'Disco's Revenge' documentary explores the importance of the 'dead' music genre, cultural movement
More than 45 years ago Disco Demolition Night in Chicago was a declaration that disco had "died." But as filmmakers Omar Majeed and Peter Mishara show in the documentary Disco's Revenge, disco is an incredibly important part of music history and a cultural movement that has influenced music genres that are thriving today.
Disco's Revenge dives into the history of disco, particularly in New York City, and how it was able to unite people, creating a space where everyone felt welcome. Throughout the film Majeed and Mishara use archival footage and interviews with individuals like Nile Rodgers, Billy Porter, Nicky Siano and Jellybean Benitez to transport the documentary's audience into these spaces where disco emerged.
"We were very conscious of two things. One, we didn't want to fall into the trap of what everyone associates with this stuff, the kind of typical Bee Gees era, Saturday Night Fever, the kitschy outfits," Majeed told Yahoo Canada.
"The main kind of nostalgia stuff that you get, we wanted to really not highlight that, but rather highlight everything that kind of led up to that, and around it, and ... really feeling a connection to the people who lived it and experienced it, and were there from the beginning. Their voices, their emotional journey, was really important to us"
The filmmakers highlighted that Siano, in particular, had an incredible "treasure trove" of archival material, known as one of the first disco DJs who opened up the first real disco in New York. There were also two New York University students at the time who were allowed into Studio 54 with a 16-millimetre camera, and their footage was a core element of Disco's Revenge as well.
But Disco's Revenge begins with the 1979 Disco Demolition Night, when a Chicago radio DJ encouraged listeners to bring their disco albums to Comiskey Park to be destroyed. While it was a radio promotion rally, seeing the footage as Disco's Revenge takes us through how important the music genre was for so many people, particularly Black and 2SLGBTQ+ communities, it's easy to make parallels to present day rallies that really amplify the polarization of society.
"The Disco Demolition was intended to be this sort of lighthearted radio promotion. ... That was, I think, what was going on, on the surface, but the aesthetics of it, and the early sense of that culture war, that polarized feeling that we have now in the world today, that's very, very, very present there," Majeed said. "As the filmmakers we watched all of it and it's quite intense, the kind of the rallying, the kind of rage you feel in the audience, the fact that the stunt turned into a riot, there was a surplus of anger that seemed to channel all of that."
Mishara added that seeing this footage was a "full circle" moment.
"To say disco died and have people talk about it is one thing, but to see, literally, records exploding into shards, people cheering, is an incredible moment that I think we'd be remiss not to have in there," Mishara said.

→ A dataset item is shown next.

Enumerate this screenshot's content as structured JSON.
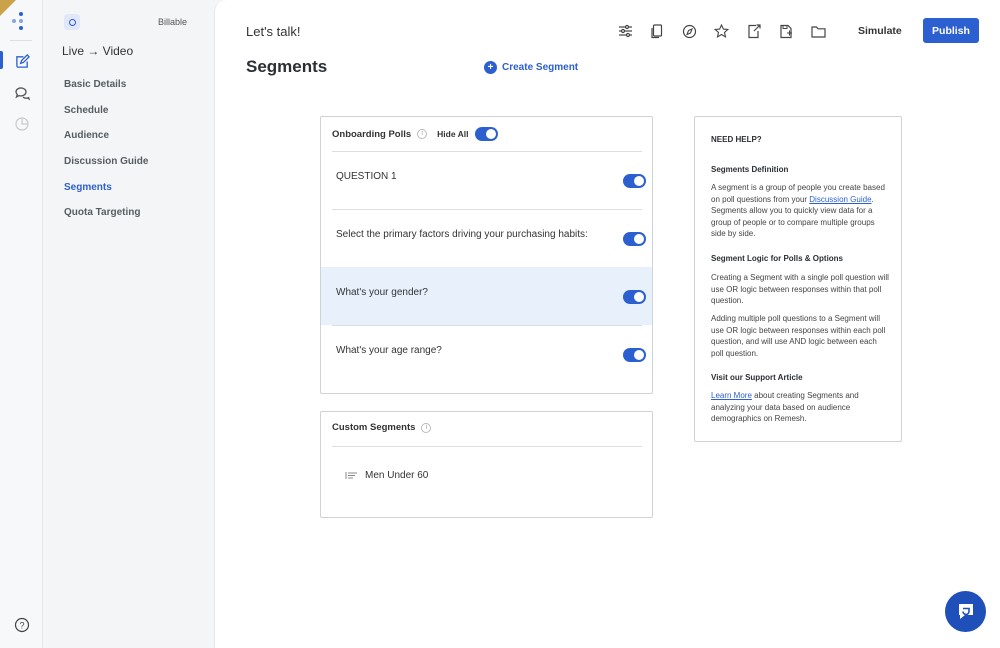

"I think an important takeaway too was, at the time I don't think we heard the reactions of people that felt differently. Media played it as sort of this big joke, but we never really heard the emotional reaction from altering voices. And I think Nile Rodgers is really fascinating when he talks about this moment, what it meant to him and how he reacted to it. We never really had that dialogue at the time. And I think that dialogue is so crucial, to see altering points of view on this event. ... I think we really need to have the space to explore how different people react to these things, and I think that's absolutely true today as well."
As we see in the documentary, Rodgers gets visibly emotional talking about the "death" of disco, something that is so important to him and quickly thrown away in pop culture.
"I realized, especially with Nile, he's told these stories many times, but I think what we were trying to get out of him was something a little bit more organic, a little bit more emotional," Mishara said. "And I'm happy with the way we were able to capture him on camera, because I think the way he tells these stories is kind of unique to other other times."
"You can still hear it in his voice, he's still upset about. I think also in the industry, ... there was no support. They put these guys up on a pedestal for two, three years. They were the toast the town. They could do no wrong. And very quickly the industry turned on them and whatever success he's had since then, which is tremendous, you still get the sense that he's bothered by this. That within a day that people turned their backs on him and the band."
For someone like Kathy Sledge, from Sister Sledge, the filmmakers saw that she was more "stilted" in her early conversations for the film, with a particular interest in understanding the angle Mishara and Majeed wanted to take into this story.
"The interview started and it was a little more stilted, but very quickly it opened up, because I think she saw our approach and how we were addressing these things," Mishara said. "Jellybean too. ... By the end of it he was so supportive."
"Disco never died for them. On a pop culture landscape it was dead and buried, and that was it, but for so many of these people, the train kept rolling. The communities didn't disappear, but the music went underground. ... Yes there is sort of, I wouldn't say resentment, but there are issues surrounding that moment in the late '70s, but for many of them, I think it sort of kept moving in terms of their careers."